With the development of social media, people like to post images and comments to share their ideas, which provides rich visual and textural semantic information for image aesthetics assessment (IAA). However, most previous works either extracted the unimodal aesthetic features from image due to the difficulty of obtaining comments, or combined multimodal information together but ignoring the interactive relationship between image and comment, which limits the overall performance. To solve the above problem, we propose a Multimodal Interaction-Guided Fusion Network (MIGF-Net) for image aesthetics assessment based on both image and comment semantic information, which can not only solve the challenge of comment generating, but also provide the multimodal feature interactive information. Specifically, considering the coupling mechanism of the image theme, we construct a visual semantic fusion module to extract the visual semantic feature based on the visual attributes and the theme features. Then, a textural semantic feature extractor is designed to mine the semantic information hidden in comments, which not only addresses the issue of missing comments but also effectively complements the visual semantic features. Furthermore, we establish a Dual-Stream Interaction-Guided Fusion module to fuse the semantic features of images and comments, fully exploring the interactive relationship between images and comments in the human brain’s perception mechanism. Experimental results on two public image aesthetics evaluation datasets demonstrate that our model outperforms the current state-of-the-art methods. Our code will be released at https://github.com/wenzhipeng123/MIGF-Net.

查看原文本刊更多论文

MIGF-Net：用于图像美学评估的多模态交互引导融合网络

随着社交媒体的发展，人们喜欢发布图片和评论来分享自己的想法，这为图像美学评价（IAA）提供了丰富的视觉和纹理语义信息。然而，以往的作品大多由于难以获得评论而从图像中提取单模态的审美特征，或者将多模态信息组合在一起而忽略了图像与评论之间的互动关系，从而限制了整体表现。针对上述问题，本文提出了一种基于图像和评论语义信息的图像美学评价多模态交互引导融合网络（MIGF-Net），既解决了评论生成的挑战，又提供了多模态特征交互信息。具体而言，考虑到图像主题的耦合机制，构建了视觉语义融合模块，基于视觉属性和主题特征提取图像的视觉语义特征。然后，设计了一个纹理语义特征提取器来挖掘隐藏在注释中的语义信息，既解决了注释缺失的问题，又有效地补充了视觉语义特征。此外，我们建立了双流交互引导融合模块，融合图像和评论的语义特征，充分探索图像和评论在人脑感知机制中的交互关系。在两个公共图像美学评估数据集上的实验结果表明，我们的模型优于当前最先进的方法。我们的代码将在https://github.com/wenzhipeng123/MIGF-Net上发布。

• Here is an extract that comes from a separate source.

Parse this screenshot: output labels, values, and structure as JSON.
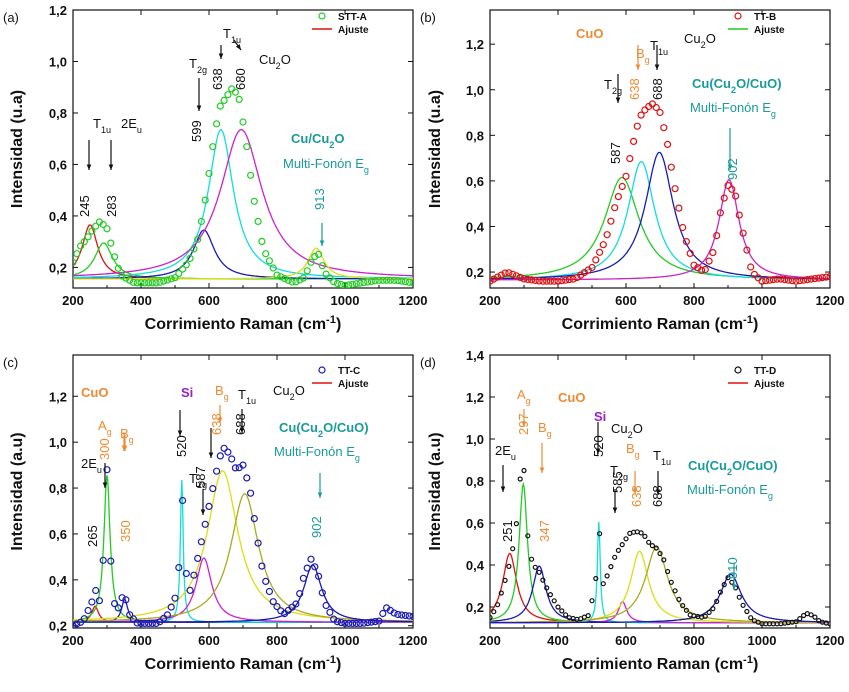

本文章由计算机程序翻译，如有差异，请以英文原文为准。

求助全文

约1分钟内获得全文求助全文

来源期刊

Pattern Recognition 工程技术-工程：电子与电气

CiteScore

14.40

自引率

16.20%

发文量

683

审稿时长

5.6 months

期刊介绍： The field of Pattern Recognition is both mature and rapidly evolving, playing a crucial role in various related fields such as computer vision, image processing, text analysis, and neural networks. It closely intersects with machine learning and is being applied in emerging areas like biometrics, bioinformatics, multimedia data analysis, and data science. The journal Pattern Recognition, established half a century ago during the early days of computer science, has since grown significantly in scope and influence.